To start with you are going to need some prototypes. While your concept may have made its way onto paper via a sketch or diagram, the market is going to want to see a little more before they start investing their hard earned cash. For many years simple prototypes were made out of nothing more than cardboard and sellotape or balsa wood. But things have moved on and we all expect much more - which is where 3D CAD software can help.
Through using 3D CAD software packages early on at the design stage you can:
- Create beautifully looking rendered 3D models. Not only will this bring your 2D sketch to life, but you can experiment with how things will look using different materials and finishes. And if you can’t find a particular finish you are after, simply create one yourself.
- Present potential clients with a "virtual" product very quickly and then use this feedback to ensure their demands are fully satisfied. If the feedback you receive needs acting upon, updated models can be quickly produced.
- Carry out a range of simulation tests on your product design such as drop, thermal, structural, vibration etc. and analyse how these could impact your device. While having working products out in the field is clearly a preferred option, the range of tests and analysis available from the comfort of the design room is impressive.
- Identify if your design suffers from tolerance issues. For example, the door on a cabinet not shutting correctly due to the positioning of an LCD screen or perhaps the way two machined parts fit together – or don’t as the case may be! The software automatically identifies where potential tolerance issues could occur, allowing you to correct them prior to build.

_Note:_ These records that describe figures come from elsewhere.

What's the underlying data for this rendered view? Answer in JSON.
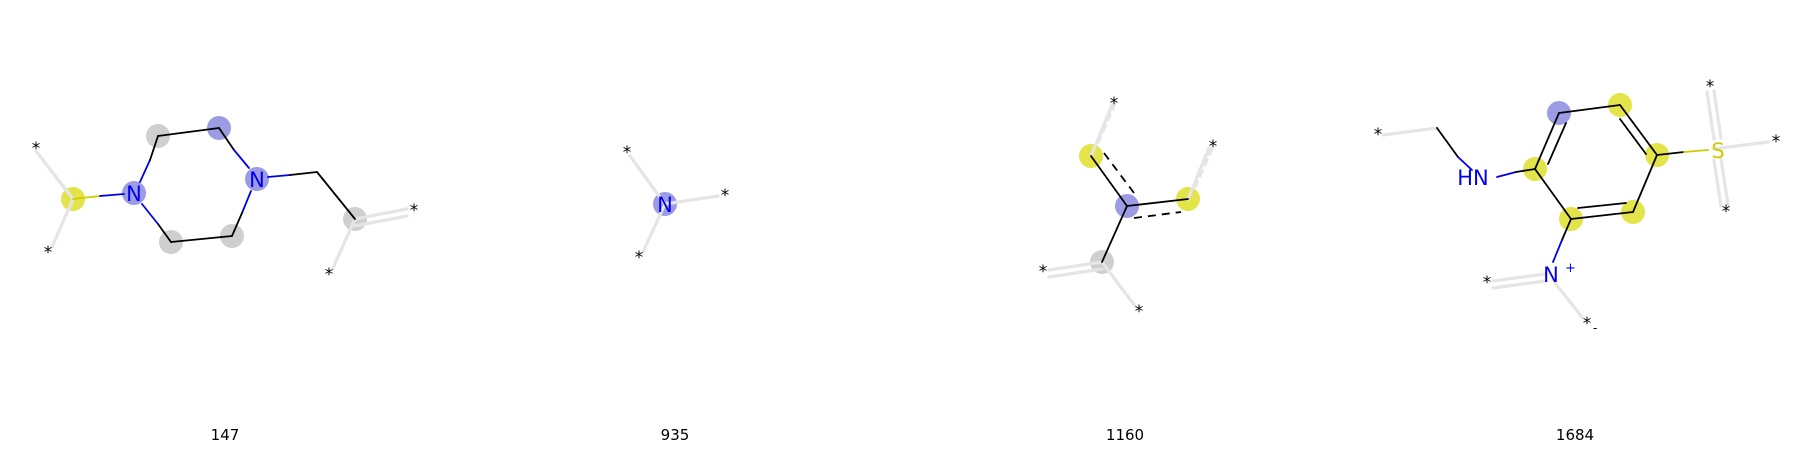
{
  "molecules": [
    {
      "caption": "147",
      "labels": {
        "n1": "N",
        "n2": "N"
      },
      "stars": [
        "*",
        "*",
        "*",
        "*"
      ]
    },
    {
      "caption": "935",
      "labels": {
        "n": "N"
      },
      "stars": [
        "*",
        "*",
        "*"
      ]
    },
    {
      "caption": "1160",
      "stars": [
        "*",
        "*",
        "*",
        "*"
      ]
    },
    {
      "caption": "1684",
      "labels": {
        "hn": "HN",
        "nplus": "N",
        "nplus_charge": "+",
        "s": "S"
      },
      "stars": [
        "*",
        "*",
        "*",
        "*",
        "*"
      ],
      "minus": "-"
    }
  ],
  "colors": {
    "carbon_bond": "#000000",
    "nitrogen": "#0000ee",
    "sulfur": "#cccc00",
    "highlight_yellow": "#e3e34a",
    "highlight_blue": "#9c9ce4",
    "highlight_grey": "#cfcfcf",
    "attachment_bond": "#e5e5e5"
  }
}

And the best part? Not one piece of material has been purchased, modified or scrapped - potentially saving you thousands of pounds in upfront cost. You also haven’t spent precious engineering or manufacturing resources making prototype units, only to find that things don’t quite fit together as they should. Of course, at some point you will need to make this step and send the data over to an EMS provider. Clearly the use of 3D CAD software won’t eliminate all design or manufacturing issues, but it can certainly help reduce a significant number of them.
How EMS providers can benefit from using 3D CAD software
EMS providers are able to use this software to enhance the build instructions they produce for you. By including exploded 3D images in their data packs, an increased level of clarity is provided to the assembly team. Any ambiguity over the build process is removed, resulting in a much more efficient assembly process.
By using such images it is also possible to reduce the number of documented build steps - particularly if your product is a complex cabinet, box build or electromechanical assembly consisting of hundreds of different parts and many hours of labour content. And if your EMS provider has its own low cost manufacturing facility, for example in Central Europe, this can really help when transitioning builds across from one plant to another.
Your EMS partner can also use this software to help create bespoke jigs and production line tooling for you. Manufacturing aids are commonplace within EMS to support, for example, the alignment of LEDs within a front panel, a potting process or with press-fit connectors. While simpler jigs can be created in house, your EMS provider may require a third party supplier to produce some of the more complex pieces. By providing these suppliers with both 2D drawings and 3D models your EMS provider can guarantee that the jig they create for your product is going to be fit for purpose.
So, what are the drawbacks? Well it’s worth noting that the initial outlay for the software and licences can be quite expensive. As with many software packages there are a number of "add-ons" - which can add up and be a little daunting when looking into the options. If you have a number of design/engineering staff and include training and maintenance, budgeting between £30-50k isn’t unrealistic. New hardware may also be required to support the software, as it can be heavy on graphics and therefore hungry on RAM.
There is also training to consider. Users will require a basic grounding in CAD and have the ability to accurately draw 2D diagrams. The good news is there are typically a range of helpful wizards and tutorials built in to guide you through most of the basic features.
Turning new ideas into virtual products is now more accessible than ever. Gone are the days of having to invest thousands of pounds in expensive tooling and other resources to get your prototype out to the market. And when you consider how accessible and relatively inexpensive other complementary innovations are today, for example 3D printers, it really is an exciting time for the world of design and electronics manufacturing.